Community Preservation Back in Play

A group of representatives from the Open Space Action Committee were on hand Monday evening at the Board of Selectmen meeting to express their desire to get a Community Preservation Act approved for the town of Rochester.

According to members of the Open Space Action Committee, the last vote for a CPA was 26 votes shy of being approved in 2006.

Rosemary Smith, who is on the committee, said that the CPA enables cities and towns of Massachusetts to acquire funds to make open spaces more suitable for things like walking paths, baseball fields, and other outdoor recreational activities, as well as for preserving and restoring properties of historical significance. Funds from the CPA could also be used to preserve land and to protect drinking water, as well as wildlife habitats.

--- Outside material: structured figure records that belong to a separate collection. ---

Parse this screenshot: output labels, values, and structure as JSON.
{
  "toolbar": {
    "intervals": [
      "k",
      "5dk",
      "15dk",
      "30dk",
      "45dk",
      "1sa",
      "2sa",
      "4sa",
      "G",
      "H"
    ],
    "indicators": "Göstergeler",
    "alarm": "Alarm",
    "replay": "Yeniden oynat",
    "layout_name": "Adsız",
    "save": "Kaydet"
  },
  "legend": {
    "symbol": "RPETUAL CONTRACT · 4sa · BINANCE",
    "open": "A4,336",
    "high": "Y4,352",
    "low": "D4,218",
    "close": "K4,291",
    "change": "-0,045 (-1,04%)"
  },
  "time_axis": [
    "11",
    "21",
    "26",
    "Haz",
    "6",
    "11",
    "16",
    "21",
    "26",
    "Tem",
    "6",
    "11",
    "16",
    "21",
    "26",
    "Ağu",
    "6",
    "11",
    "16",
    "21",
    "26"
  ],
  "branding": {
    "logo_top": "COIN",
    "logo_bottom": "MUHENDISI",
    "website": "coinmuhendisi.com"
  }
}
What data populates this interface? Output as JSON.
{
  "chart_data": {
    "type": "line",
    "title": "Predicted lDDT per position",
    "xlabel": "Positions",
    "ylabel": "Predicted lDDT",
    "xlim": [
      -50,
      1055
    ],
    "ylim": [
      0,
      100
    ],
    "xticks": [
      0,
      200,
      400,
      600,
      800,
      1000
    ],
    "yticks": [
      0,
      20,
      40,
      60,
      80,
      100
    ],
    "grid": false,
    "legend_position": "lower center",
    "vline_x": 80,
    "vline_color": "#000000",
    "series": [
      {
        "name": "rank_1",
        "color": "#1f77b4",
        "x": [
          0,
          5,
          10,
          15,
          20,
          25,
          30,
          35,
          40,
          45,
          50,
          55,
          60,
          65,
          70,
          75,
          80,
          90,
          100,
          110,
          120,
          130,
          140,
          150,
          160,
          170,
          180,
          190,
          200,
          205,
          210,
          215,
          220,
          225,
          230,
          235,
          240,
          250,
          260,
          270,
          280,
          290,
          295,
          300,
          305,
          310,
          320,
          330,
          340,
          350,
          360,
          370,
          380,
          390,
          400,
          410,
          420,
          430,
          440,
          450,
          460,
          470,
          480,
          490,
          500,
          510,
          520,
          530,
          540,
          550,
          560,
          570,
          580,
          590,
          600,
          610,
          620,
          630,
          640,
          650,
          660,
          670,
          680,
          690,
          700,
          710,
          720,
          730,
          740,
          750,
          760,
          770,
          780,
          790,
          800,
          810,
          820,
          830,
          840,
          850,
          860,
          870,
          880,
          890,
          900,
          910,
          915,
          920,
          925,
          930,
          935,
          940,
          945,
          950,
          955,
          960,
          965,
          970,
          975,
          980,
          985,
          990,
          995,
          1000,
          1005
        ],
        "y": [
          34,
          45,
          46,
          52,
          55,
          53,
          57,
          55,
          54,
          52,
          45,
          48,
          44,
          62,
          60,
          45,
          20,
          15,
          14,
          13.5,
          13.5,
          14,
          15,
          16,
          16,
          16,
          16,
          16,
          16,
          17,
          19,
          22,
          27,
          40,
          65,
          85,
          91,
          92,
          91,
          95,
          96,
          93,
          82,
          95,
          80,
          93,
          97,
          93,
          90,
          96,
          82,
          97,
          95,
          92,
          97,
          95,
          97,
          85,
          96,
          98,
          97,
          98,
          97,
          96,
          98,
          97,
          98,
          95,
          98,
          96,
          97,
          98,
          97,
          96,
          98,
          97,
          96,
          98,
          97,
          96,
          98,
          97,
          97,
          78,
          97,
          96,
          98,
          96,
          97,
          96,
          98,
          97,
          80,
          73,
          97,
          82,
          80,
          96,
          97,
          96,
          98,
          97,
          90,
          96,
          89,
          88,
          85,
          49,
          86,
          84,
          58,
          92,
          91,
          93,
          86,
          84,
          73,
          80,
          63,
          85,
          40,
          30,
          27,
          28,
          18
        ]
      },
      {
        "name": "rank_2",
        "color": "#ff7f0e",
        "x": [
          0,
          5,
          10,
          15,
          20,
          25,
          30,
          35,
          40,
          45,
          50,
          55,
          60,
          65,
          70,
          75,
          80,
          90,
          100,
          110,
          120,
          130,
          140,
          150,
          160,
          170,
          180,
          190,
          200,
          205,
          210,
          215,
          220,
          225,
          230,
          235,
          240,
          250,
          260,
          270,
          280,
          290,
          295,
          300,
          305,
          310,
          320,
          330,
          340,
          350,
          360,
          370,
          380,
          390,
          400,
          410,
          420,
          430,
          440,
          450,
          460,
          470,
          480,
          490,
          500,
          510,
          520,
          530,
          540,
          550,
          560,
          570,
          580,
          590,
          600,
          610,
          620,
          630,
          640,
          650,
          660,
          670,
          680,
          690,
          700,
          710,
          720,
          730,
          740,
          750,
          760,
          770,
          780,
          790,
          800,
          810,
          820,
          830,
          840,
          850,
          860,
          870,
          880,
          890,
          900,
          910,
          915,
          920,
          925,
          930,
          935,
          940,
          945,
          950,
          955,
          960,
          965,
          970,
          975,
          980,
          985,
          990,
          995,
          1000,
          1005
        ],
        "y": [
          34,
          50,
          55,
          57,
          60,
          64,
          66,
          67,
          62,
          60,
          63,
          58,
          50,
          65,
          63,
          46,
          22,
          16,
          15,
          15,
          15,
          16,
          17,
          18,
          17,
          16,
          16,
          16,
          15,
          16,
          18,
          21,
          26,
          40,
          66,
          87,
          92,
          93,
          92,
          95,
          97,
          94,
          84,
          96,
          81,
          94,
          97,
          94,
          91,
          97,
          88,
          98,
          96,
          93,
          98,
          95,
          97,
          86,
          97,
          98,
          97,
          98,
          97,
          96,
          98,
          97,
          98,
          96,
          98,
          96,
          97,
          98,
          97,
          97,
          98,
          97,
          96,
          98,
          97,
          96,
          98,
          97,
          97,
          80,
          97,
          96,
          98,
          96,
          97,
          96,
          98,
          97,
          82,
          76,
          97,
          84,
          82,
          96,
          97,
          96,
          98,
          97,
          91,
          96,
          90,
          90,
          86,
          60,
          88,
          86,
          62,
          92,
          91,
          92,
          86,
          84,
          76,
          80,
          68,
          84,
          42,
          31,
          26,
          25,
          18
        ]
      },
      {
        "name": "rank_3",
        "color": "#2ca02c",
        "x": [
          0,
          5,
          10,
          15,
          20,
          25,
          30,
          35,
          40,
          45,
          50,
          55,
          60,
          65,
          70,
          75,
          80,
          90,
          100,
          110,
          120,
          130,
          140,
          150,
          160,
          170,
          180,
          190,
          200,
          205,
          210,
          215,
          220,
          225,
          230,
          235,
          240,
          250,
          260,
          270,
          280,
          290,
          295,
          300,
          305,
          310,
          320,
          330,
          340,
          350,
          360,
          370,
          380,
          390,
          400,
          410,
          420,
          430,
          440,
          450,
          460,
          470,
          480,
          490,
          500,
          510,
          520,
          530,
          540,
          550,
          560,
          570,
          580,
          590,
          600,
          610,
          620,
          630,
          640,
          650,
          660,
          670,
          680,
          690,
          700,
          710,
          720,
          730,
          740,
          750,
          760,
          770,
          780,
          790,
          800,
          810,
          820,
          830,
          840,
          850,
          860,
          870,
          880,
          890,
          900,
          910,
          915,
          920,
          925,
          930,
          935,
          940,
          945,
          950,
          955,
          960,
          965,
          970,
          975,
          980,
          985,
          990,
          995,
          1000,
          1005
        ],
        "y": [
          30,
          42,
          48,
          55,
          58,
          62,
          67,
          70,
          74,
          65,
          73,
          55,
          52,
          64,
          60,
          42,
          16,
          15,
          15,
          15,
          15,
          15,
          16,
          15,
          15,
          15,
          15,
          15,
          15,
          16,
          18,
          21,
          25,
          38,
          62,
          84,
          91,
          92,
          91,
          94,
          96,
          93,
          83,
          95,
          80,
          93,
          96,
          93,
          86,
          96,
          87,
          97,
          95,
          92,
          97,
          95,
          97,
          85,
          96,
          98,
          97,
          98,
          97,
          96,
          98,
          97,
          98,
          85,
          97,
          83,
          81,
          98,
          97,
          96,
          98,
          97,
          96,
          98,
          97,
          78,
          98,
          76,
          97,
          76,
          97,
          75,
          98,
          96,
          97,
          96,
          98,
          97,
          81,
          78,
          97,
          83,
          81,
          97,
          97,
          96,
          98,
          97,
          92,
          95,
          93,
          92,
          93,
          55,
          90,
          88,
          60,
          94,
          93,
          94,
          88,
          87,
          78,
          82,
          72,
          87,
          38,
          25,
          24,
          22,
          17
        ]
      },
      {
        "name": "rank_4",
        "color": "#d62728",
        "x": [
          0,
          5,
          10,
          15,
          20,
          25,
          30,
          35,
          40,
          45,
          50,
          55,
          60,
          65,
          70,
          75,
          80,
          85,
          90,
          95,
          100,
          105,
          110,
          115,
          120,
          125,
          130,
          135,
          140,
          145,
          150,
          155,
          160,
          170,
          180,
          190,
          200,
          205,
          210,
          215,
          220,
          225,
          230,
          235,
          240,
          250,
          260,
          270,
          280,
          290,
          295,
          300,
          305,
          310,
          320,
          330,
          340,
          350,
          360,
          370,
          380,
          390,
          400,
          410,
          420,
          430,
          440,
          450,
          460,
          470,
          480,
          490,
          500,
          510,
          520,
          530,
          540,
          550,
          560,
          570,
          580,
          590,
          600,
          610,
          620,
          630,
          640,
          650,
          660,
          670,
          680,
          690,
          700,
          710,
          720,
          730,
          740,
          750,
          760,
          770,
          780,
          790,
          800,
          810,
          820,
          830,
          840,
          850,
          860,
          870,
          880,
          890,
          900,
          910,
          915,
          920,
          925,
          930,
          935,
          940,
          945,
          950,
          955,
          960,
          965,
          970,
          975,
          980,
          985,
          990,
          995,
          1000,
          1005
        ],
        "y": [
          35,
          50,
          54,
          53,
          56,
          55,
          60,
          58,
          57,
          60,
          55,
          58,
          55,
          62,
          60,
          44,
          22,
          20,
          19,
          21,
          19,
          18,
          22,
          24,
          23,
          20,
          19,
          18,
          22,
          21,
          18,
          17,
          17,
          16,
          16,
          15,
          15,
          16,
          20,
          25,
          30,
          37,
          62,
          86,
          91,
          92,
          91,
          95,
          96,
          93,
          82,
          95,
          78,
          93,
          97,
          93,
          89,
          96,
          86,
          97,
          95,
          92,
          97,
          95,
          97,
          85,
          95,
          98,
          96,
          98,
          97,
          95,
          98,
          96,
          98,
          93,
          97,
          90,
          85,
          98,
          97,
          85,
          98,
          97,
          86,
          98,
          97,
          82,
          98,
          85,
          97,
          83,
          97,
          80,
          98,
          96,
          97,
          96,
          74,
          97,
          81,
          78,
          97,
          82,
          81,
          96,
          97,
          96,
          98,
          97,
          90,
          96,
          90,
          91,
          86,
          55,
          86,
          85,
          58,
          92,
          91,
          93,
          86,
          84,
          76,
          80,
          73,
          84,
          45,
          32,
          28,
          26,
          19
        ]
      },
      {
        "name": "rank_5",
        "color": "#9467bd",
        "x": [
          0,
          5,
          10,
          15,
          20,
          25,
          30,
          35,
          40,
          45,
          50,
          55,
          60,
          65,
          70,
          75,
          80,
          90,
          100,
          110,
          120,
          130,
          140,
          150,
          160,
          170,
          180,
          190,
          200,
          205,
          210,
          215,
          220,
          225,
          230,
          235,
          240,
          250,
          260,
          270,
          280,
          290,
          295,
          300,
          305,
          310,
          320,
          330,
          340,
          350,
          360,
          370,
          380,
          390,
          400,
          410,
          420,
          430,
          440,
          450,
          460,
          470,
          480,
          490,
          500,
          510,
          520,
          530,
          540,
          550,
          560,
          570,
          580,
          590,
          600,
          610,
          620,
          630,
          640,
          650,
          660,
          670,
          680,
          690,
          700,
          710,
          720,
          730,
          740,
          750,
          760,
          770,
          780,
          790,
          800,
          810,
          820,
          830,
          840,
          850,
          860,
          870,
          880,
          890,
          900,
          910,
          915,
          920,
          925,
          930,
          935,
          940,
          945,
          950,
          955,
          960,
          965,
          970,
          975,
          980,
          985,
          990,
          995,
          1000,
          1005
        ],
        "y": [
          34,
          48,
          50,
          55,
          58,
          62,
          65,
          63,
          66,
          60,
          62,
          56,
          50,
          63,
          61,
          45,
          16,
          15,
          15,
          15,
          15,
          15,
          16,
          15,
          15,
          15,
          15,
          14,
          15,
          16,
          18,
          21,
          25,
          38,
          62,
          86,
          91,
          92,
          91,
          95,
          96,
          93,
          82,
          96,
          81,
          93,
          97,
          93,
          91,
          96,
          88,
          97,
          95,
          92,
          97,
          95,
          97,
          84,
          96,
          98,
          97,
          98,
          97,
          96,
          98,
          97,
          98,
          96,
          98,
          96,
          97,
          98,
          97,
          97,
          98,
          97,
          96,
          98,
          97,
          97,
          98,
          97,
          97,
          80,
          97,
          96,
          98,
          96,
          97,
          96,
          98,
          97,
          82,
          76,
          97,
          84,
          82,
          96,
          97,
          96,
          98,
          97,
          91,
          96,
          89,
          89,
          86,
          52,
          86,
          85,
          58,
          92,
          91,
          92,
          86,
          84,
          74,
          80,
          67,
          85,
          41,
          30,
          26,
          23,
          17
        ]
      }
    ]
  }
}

“All of the towns around us have the CPA, and by putting in a very small amount of money from [the taxpayers], they have reaped millions of dollars,” said Susan Teal, who is also on the Open Space Action Committee.

According to the Committee, 155 towns in Massachusetts have a CPA in place, and 30 are attempting to bring it forward.

Smith said that the point in going before the Selectmen Monday was to get feedback as to whether they thought the town vote for the CPA should be for the fall or spring.

The Board suggested that they go forth in creating some sort of memo stating their goals as well as to find members to be on the committee before they do anything else.

Smith also said that the average tax increase for a homeowner in Rochester would be about $30-50 per year.

“It’s town-directed spending,” Smith said.

In other news, Police Chief Paul Magee introduced new Sergeant Robert F. Small Jr., who’s been with the Rochester Police Department since in March of 1998. According to Magee, Small graduated from the Southern New England School of Law in 2009, and he recommended the promotion to Sergeant to the Board, who approved the change.

Town Administrator Richard LaCamera also announced that funding from the Chapter 90 Reimbursement, which helps municipalities get funding to repair roads, was cut in half due to a recent decision made by Governor Deval Patrick. According to LaCamera, they were expecting to get about $459,000, and instead, they will only receive about $229,000.

“That’s kind of disappointing, because this is the time that we schedule our paving and roadwork,” LaCamera said.

The next Board of Selectmen meeting is on June 17.